Book Review: BOOKS by Kevin McNamee-Tweed
In this collection of faux book jackets, you can totally judge books by their covers
Reviewed by Seth Orion Schwaiger, Fri., Aug. 14, 2015
Kevin loves a lot of people. This past weekend, I gleefully picked up a first edition of Mr. McNamee-Tweed's newly released book of drawings ... of fake book covers ... titled BOOKS. The artist was sitting at the counter of Farewell Books behind a small handwritten sign reading "The Artist Is In." I asked him to sign my copy, and he obliged, opening the cover and carefully drawing a rose. Then he added "KMT 2015" and a small drawing of a heart, followed by "U Seth." I was touched. Then I saw him repeat that same routine with many other copies of the book, each owner privately saying how touched he or she was by it. I felt an oh-so-brief flicker of juvenile jealousy, a sense that the repetition cheapened an experience I had first thought was singular and special. Singular no, but special yes. As he does with his drawings of books, Kevin chose to undermine convention in order to expose human desire and expectation – and he does so while making people smile.

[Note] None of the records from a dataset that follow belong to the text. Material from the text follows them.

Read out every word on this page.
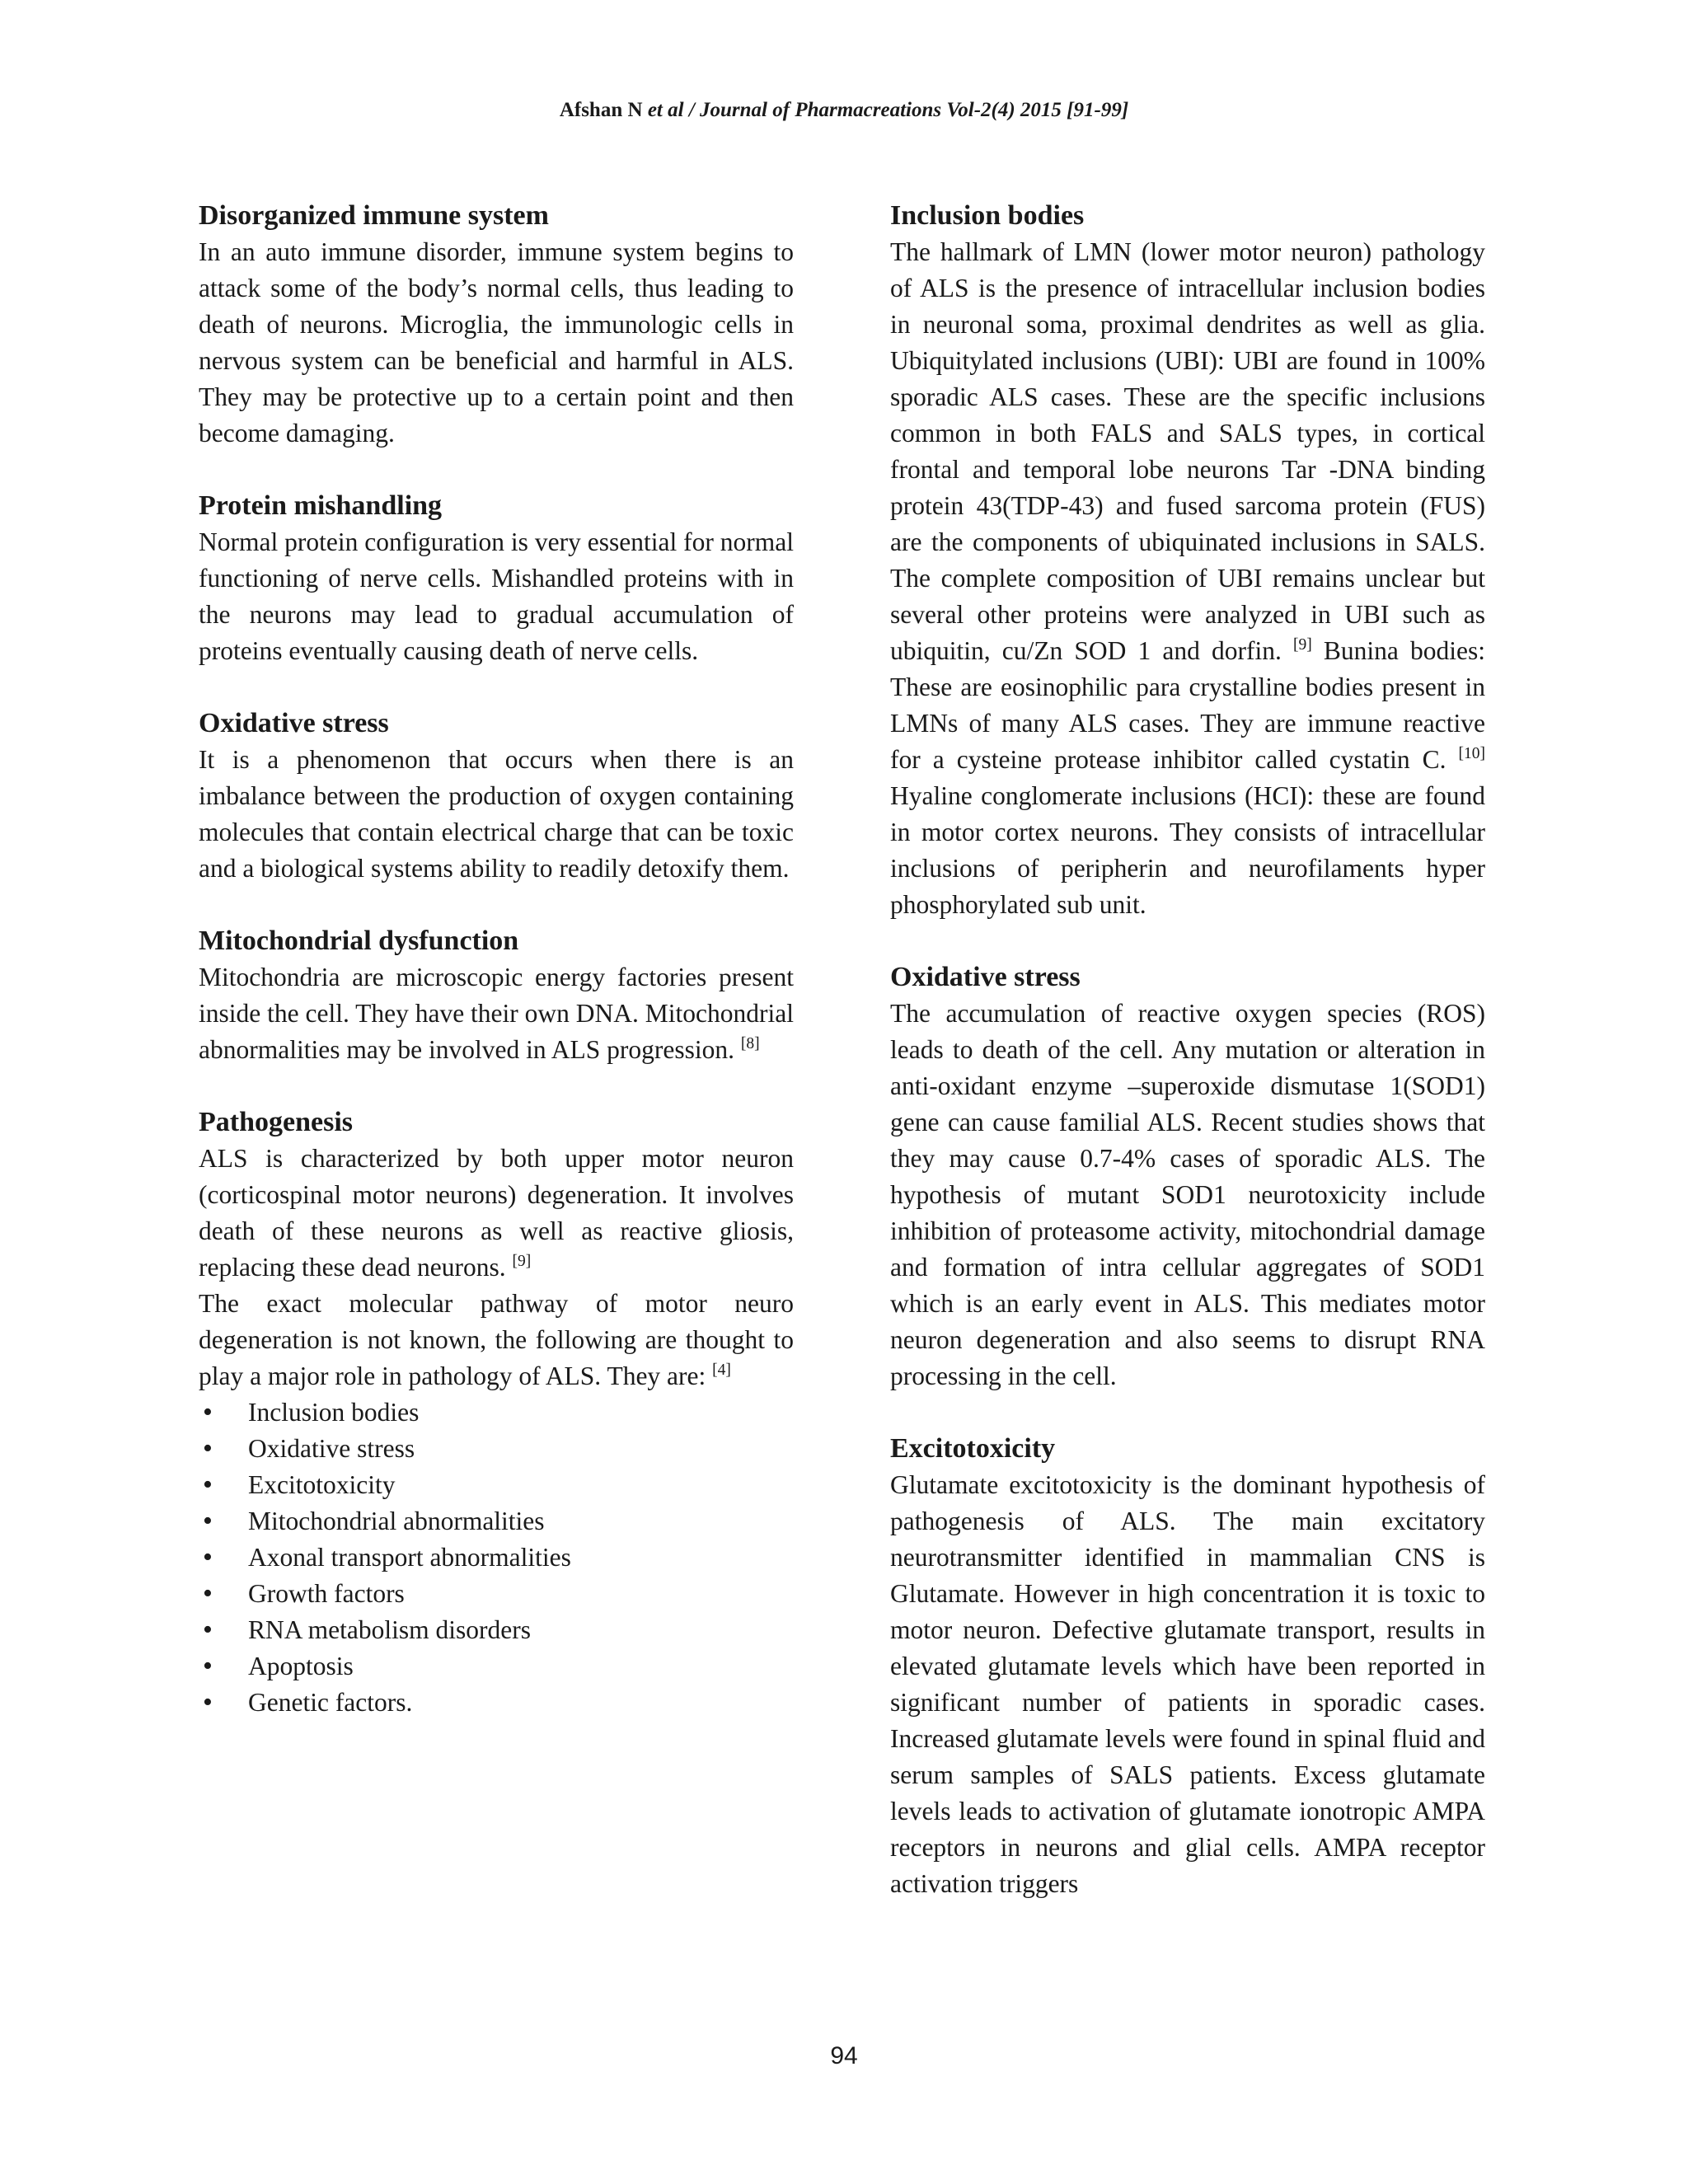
Afshan N et al / Journal of Pharmacreations Vol-2(4) 2015 [91-99]
Disorganized immune system

In an auto immune disorder, immune system begins to attack some of the body’s normal cells, thus leading to death of neurons. Microglia, the immunologic cells in nervous system can be beneficial and harmful in ALS. They may be protective up to a certain point and then become damaging.

Protein mishandling

Normal protein configuration is very essential for normal functioning of nerve cells. Mishandled proteins with in the neurons may lead to gradual accumulation of proteins eventually causing death of nerve cells.

Oxidative stress

It is a phenomenon that occurs when there is an imbalance between the production of oxygen containing molecules that contain electrical charge that can be toxic and a biological systems ability to readily detoxify them.

Mitochondrial dysfunction

Mitochondria are microscopic energy factories present inside the cell. They have their own DNA. Mitochondrial abnormalities may be involved in ALS progression. [8]

Pathogenesis

ALS is characterized by both upper motor neuron (corticospinal motor neurons) degeneration. It involves death of these neurons as well as reactive gliosis, replacing these dead neurons. [9]

The exact molecular pathway of motor neuro degeneration is not known, the following are thought to play a major role in pathology of ALS. They are: [4]

• Inclusion bodies
• Oxidative stress
• Excitotoxicity
• Mitochondrial abnormalities
• Axonal transport abnormalities
• Growth factors
• RNA metabolism disorders
• Apoptosis
• Genetic factors.
Inclusion bodies

The hallmark of LMN (lower motor neuron) pathology of ALS is the presence of intracellular inclusion bodies in neuronal soma, proximal dendrites as well as glia. Ubiquitylated inclusions (UBI): UBI are found in 100% sporadic ALS cases. These are the specific inclusions common in both FALS and SALS types, in cortical frontal and temporal lobe neurons Tar -DNA binding protein 43(TDP-43) and fused sarcoma protein (FUS) are the components of ubiquinated inclusions in SALS. The complete composition of UBI remains unclear but several other proteins were analyzed in UBI such as ubiquitin, cu/Zn SOD 1 and dorfin. [9] Bunina bodies: These are eosinophilic para crystalline bodies present in LMNs of many ALS cases. They are immune reactive for a cysteine protease inhibitor called cystatin C. [10] Hyaline conglomerate inclusions (HCI): these are found in motor cortex neurons. They consists of intracellular inclusions of peripherin and neurofilaments hyper phosphorylated sub unit.

Oxidative stress

The accumulation of reactive oxygen species (ROS) leads to death of the cell. Any mutation or alteration in anti-oxidant enzyme –superoxide dismutase 1(SOD1) gene can cause familial ALS. Recent studies shows that they may cause 0.7-4% cases of sporadic ALS. The hypothesis of mutant SOD1 neurotoxicity include inhibition of proteasome activity, mitochondrial damage and formation of intra cellular aggregates of SOD1 which is an early event in ALS. This mediates motor neuron degeneration and also seems to disrupt RNA processing in the cell.

Excitotoxicity

Glutamate excitotoxicity is the dominant hypothesis of pathogenesis of ALS. The main excitatory neurotransmitter identified in mammalian CNS is Glutamate. However in high concentration it is toxic to motor neuron. Defective glutamate transport, results in elevated glutamate levels which have been reported in significant number of patients in sporadic cases. Increased glutamate levels were found in spinal fluid and serum samples of SALS patients. Excess glutamate levels leads to activation of glutamate ionotropic AMPA receptors in neurons and glial cells. AMPA receptor activation triggers

94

Published jointly by Austin-based Farewell Books and Raw Paw Press, and Brooklyn-based Molasses Books, BOOKS is a handsome crimson-colored volume, its cover embossed simply in crude handwritten caps, the back emblazoned with Yelp reviews (complete with all their usual absurdity) instead of the accolades one might expect. Inside are more than 100 drawings of fictitious books, bookmarks, and posters whose titles, subtitles, and accompanying texts are ridiculous in the extreme. Readers will enjoy such works as Violet Blonde ("Kicked out of art school, frightened of Suburbia, seduced by filth and angst ... a strong female protagonist conquers her mild and mainstream demons to become super fucking edgy and very urban ...") and, from the nonfiction section, It's Only Your Fault: How to Self Help Yourself ("What to say when you look in the mirror. What to finally do with your hands. How to stand. How to forget."). The draftsmanship is intentionally poor, with perspective lines askew fencing in messy washes of color. The typography follows suit. With these attributes, the particular sense of humor, and the habit of leaving scratched-out words on his covers, McNamee-Tweed at times gets dangerously close to the trademark tropes of David Shrigley, a widely celebrated artist operating in the same vein. But in the end, the astute art historian must ask, "Who really cares?" Most readers/viewers are having too good a time to worry much about such things, and those who do probably wouldn't mind the Shrigley-esque becoming a genre in its own right anyway.
If, as Kevin says in the book, "humor is a conductor of other feelings," then who could argue with having a little more of that levity interjected into a field known for its elitism and pretension?